The shock of the loss was enormous, especially for the problems already faced with his father on such a belief. James was isolated from their family and friends for a long time and the relationship with the father never returned to normal. Good
perceivers are references to the event in several letters of Metallica
in the following decades, especially "The God that Failed" and "Until
It Sleeps", explicit lyrics about it. The tragic event also created a nickname for James at school for his attitude alone: the child more angry the world.

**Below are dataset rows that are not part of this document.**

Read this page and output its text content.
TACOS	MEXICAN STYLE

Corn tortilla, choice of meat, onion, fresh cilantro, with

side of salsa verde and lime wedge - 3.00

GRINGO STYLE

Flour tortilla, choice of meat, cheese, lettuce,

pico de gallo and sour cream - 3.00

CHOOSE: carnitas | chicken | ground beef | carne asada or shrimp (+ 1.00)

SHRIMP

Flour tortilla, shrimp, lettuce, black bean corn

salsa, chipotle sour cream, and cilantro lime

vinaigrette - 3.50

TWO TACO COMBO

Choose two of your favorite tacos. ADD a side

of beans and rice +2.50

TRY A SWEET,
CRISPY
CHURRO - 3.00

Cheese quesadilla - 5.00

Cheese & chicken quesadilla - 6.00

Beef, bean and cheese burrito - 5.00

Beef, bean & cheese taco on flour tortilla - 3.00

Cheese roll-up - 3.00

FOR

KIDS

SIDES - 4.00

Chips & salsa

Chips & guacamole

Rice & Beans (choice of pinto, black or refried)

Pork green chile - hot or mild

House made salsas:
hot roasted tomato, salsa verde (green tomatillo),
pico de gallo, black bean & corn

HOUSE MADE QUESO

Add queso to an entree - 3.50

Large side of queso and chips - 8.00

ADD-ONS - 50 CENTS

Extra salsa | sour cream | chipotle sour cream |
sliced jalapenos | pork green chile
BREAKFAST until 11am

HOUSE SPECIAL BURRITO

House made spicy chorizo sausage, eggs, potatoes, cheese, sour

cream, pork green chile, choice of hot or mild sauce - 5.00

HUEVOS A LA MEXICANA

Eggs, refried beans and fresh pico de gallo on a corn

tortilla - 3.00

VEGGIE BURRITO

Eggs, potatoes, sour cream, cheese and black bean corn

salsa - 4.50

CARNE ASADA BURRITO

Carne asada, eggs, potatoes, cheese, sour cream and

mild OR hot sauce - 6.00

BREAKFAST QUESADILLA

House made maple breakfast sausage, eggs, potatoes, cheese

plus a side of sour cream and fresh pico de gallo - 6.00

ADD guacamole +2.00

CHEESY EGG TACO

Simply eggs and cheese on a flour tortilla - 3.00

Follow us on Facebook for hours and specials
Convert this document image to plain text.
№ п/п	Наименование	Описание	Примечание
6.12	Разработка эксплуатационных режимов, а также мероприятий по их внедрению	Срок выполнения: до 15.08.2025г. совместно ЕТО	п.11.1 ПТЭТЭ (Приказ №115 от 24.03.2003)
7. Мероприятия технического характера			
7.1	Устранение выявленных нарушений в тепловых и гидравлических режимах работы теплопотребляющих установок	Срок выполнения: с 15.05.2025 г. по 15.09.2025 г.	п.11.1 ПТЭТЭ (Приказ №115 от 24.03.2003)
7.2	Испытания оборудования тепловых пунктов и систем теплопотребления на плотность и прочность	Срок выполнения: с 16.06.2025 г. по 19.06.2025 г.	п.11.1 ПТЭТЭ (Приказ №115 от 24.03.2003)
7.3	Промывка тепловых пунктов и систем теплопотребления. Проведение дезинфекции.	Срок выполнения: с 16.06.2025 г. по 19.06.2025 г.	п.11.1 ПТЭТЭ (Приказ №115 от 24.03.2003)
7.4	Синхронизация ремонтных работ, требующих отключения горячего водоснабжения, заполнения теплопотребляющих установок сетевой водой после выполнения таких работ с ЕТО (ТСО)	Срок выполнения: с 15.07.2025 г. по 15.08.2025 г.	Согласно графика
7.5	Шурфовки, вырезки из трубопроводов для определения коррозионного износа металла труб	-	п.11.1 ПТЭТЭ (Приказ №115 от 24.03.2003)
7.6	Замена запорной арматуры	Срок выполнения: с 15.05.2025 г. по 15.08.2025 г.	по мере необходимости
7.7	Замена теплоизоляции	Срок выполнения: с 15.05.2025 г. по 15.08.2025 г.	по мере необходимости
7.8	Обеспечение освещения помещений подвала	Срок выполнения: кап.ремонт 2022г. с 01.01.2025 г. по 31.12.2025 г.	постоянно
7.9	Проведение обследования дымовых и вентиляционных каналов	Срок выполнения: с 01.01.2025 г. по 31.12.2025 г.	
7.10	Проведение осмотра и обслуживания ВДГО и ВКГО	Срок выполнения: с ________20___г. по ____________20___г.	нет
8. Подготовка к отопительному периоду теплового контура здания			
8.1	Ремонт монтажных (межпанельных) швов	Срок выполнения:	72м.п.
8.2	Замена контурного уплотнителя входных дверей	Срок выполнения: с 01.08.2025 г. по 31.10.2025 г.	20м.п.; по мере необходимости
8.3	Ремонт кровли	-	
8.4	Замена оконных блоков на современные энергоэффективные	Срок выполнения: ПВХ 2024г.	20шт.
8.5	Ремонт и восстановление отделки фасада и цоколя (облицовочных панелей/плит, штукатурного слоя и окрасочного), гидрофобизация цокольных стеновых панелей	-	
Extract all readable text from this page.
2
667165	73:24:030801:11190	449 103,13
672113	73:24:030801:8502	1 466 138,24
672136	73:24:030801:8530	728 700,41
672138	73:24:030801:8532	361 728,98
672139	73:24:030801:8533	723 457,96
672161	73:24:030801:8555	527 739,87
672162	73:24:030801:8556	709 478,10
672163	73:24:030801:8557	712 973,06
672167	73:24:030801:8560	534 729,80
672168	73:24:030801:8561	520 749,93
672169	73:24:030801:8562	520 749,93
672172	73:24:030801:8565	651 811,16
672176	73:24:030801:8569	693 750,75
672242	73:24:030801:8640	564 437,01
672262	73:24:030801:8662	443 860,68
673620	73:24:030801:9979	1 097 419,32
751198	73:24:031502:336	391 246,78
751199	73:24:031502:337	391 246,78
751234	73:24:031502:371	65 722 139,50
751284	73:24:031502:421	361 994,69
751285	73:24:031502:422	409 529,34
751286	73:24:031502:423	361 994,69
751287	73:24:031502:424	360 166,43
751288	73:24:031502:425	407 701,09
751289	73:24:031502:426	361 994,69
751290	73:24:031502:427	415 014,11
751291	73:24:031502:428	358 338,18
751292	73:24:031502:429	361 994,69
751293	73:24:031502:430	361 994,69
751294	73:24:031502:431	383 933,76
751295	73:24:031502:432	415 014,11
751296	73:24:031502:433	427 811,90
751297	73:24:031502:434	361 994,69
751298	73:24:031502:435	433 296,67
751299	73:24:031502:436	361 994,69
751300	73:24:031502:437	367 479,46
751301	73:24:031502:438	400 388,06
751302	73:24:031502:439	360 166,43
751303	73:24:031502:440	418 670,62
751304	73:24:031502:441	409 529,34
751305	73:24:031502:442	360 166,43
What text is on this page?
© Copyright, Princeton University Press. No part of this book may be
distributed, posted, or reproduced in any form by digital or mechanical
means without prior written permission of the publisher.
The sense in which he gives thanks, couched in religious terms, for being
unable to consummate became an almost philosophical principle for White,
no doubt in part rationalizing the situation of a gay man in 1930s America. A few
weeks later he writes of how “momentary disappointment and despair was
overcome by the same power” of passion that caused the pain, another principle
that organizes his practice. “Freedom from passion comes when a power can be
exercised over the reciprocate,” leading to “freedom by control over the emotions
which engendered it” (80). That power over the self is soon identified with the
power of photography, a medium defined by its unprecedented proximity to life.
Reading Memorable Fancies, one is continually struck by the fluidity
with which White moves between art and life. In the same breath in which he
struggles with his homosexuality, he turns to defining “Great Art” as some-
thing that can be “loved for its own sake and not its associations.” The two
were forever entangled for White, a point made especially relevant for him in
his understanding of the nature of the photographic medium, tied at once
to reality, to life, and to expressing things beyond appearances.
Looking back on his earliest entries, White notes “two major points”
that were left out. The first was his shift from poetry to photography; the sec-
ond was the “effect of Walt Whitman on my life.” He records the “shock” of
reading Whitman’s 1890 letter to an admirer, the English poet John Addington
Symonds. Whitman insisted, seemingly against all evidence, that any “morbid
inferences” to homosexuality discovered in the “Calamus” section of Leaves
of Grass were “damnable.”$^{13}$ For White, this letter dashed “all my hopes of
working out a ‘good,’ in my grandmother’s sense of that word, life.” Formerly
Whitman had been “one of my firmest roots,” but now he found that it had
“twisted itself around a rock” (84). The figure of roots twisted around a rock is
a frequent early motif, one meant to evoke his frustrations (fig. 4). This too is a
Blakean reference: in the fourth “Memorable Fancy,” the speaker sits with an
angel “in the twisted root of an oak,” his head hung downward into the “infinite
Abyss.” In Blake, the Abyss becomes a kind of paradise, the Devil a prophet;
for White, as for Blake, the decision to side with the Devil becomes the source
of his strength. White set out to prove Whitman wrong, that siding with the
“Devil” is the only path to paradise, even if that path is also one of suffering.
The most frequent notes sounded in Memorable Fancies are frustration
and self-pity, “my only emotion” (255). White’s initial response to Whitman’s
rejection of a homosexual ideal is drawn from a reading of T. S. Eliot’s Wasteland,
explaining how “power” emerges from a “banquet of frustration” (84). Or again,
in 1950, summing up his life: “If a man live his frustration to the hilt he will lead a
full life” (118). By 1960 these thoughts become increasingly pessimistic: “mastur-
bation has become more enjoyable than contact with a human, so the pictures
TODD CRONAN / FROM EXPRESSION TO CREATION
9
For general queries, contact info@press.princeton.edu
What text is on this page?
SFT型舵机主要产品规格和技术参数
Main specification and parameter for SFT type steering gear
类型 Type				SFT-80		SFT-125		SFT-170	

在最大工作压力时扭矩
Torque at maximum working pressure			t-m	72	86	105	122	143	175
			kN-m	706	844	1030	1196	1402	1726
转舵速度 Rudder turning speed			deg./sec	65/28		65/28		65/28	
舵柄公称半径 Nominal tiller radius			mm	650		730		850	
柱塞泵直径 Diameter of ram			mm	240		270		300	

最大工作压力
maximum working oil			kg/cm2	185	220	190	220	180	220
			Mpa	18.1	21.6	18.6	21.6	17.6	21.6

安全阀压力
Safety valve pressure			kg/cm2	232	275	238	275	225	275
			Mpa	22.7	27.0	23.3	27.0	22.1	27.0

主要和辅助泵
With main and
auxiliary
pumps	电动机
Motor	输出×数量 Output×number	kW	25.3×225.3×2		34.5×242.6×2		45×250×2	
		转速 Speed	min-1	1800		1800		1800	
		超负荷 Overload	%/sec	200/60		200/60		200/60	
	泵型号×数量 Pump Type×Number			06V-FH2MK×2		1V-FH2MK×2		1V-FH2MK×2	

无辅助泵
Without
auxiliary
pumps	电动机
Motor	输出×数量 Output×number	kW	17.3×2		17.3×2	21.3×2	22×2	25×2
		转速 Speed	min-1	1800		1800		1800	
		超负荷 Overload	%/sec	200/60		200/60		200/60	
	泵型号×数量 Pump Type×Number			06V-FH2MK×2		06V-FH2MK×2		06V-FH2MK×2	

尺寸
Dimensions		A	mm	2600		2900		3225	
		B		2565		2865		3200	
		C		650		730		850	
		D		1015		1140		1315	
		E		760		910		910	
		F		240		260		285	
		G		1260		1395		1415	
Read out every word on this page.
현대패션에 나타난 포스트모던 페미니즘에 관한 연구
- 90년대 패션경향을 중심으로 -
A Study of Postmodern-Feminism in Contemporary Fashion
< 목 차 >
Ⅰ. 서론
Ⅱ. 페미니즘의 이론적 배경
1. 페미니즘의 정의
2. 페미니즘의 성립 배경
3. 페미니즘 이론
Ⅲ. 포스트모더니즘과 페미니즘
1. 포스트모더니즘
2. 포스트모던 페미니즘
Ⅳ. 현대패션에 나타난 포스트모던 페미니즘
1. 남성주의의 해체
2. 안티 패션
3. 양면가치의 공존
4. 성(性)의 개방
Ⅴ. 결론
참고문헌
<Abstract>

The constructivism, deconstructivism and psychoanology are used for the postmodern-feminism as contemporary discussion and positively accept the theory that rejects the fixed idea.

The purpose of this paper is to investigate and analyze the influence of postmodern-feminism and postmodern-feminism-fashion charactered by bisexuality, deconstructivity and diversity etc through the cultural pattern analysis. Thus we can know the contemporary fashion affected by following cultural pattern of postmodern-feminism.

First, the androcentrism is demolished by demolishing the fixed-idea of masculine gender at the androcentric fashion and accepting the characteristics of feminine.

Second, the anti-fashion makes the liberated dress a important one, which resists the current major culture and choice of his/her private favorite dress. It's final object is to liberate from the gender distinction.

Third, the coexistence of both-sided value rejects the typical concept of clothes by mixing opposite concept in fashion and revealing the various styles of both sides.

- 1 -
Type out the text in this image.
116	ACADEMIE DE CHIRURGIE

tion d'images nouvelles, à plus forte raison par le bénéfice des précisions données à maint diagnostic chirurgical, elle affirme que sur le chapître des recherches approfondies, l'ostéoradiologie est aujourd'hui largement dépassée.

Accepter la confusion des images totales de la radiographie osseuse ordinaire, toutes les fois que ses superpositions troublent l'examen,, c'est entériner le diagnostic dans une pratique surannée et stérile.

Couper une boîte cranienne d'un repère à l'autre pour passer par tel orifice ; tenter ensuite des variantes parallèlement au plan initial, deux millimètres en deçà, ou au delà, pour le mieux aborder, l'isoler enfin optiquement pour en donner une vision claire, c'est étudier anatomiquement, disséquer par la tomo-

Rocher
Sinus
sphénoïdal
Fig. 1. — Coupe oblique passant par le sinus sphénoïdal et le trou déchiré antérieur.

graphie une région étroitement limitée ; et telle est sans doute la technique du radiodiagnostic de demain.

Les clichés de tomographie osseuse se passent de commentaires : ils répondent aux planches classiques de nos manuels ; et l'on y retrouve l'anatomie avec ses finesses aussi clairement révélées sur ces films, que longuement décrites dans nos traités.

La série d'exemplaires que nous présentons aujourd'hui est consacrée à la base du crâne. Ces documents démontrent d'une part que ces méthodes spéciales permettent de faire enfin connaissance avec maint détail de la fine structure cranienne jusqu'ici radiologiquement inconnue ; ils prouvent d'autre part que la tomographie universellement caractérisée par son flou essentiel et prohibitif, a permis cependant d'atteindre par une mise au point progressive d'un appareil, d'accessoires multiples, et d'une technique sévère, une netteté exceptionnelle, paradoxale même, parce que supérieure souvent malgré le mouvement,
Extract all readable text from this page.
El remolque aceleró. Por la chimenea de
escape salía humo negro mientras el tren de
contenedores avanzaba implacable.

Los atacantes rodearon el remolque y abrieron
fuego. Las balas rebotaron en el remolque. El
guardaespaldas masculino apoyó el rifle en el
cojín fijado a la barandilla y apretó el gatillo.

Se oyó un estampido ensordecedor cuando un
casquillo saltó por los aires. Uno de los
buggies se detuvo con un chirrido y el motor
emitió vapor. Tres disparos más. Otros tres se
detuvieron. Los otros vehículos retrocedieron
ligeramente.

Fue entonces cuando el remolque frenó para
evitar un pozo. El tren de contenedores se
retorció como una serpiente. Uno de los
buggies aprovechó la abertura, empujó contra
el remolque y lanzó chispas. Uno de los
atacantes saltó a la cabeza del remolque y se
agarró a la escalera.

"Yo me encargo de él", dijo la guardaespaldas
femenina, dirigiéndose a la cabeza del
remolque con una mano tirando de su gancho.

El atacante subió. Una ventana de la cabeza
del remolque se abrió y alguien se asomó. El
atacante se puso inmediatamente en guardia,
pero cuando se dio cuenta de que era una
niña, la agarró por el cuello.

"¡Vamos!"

As soon as he could, James left home and went on to dedicate the song still in the 70s. The first concert he attended was the famous Long Beach Arena in 1978 to see Aerosmith and AC / DC with his brother. At
the same time, James has assembled a first band called Leather Charm
with some school friends, then changed their name to Obsession and
played in the colleges of the city, without major repercussions.
The
Obsession, James wrote his first letter but the small audience who
attended the presentations always preferred the covers, which rather
annoyed the young Hetfield, out to top flight. The
others (in the Veloz brothers on bass and drums and Jim Arnold on
guitar) preferred to remain as a cover band, after all was what pleased
the fans. A
curiosity of Obsession was their roadie main: nothing more and nothing
less than Ron McGovney, the future first bassist of Metallica.
Moved
from district and school, James formed his third band with new
colleagues, the Phantom Lord, Hugh Tanner (chosen for being the only
kid in the neighborhood to have a Flying V guitar), Jim Mulligan on
drums and, later, Ron on bass. Many of the riffs from Metallica's early songs were born in this phase of the Phantom Lord. The band has even been the first where James sang and played guitar at the same time.
Over
the months, the Phantom Lord changed his name and came to be called
Leather Charm with James leaving the guitar aside to focus solely on
vocals. Among the songs played by the band, the favorite was the cover of "Remember Tomorrow" from the first Iron Maiden album.
The
Leather Charm has recorded a demo before the end of the beginning of
1980, but this recording of those items is almost impossible to find
and worth a few thousand dollars.
In
1980, finally the ways of James and Lars when they crossed the future
drummer, before his trip to the tour of Diamond Head, placed an
advertisement in a newspaper called the Recycler, looking for
headbangers to form a serious band, which value the Heavy Metal and a career in the genre. Without hesitation, James Hetfield and his friend Hugh Tanner responded to the ad and marked a first jam at the home of Lars. James
was so excited about the possibility of a career that ponder the
possibility of incorporating the work of Leather Charm with Lars on
drums depending on the outcome of a match.
Unfortunately, this first contact was a real fiasco as Lars, the drummer, was still a nice player. Totally disillusioned, James Ulrich advised the speaker to leave the sticks for their own good, turned and walked away. The two would meet again almost a year later.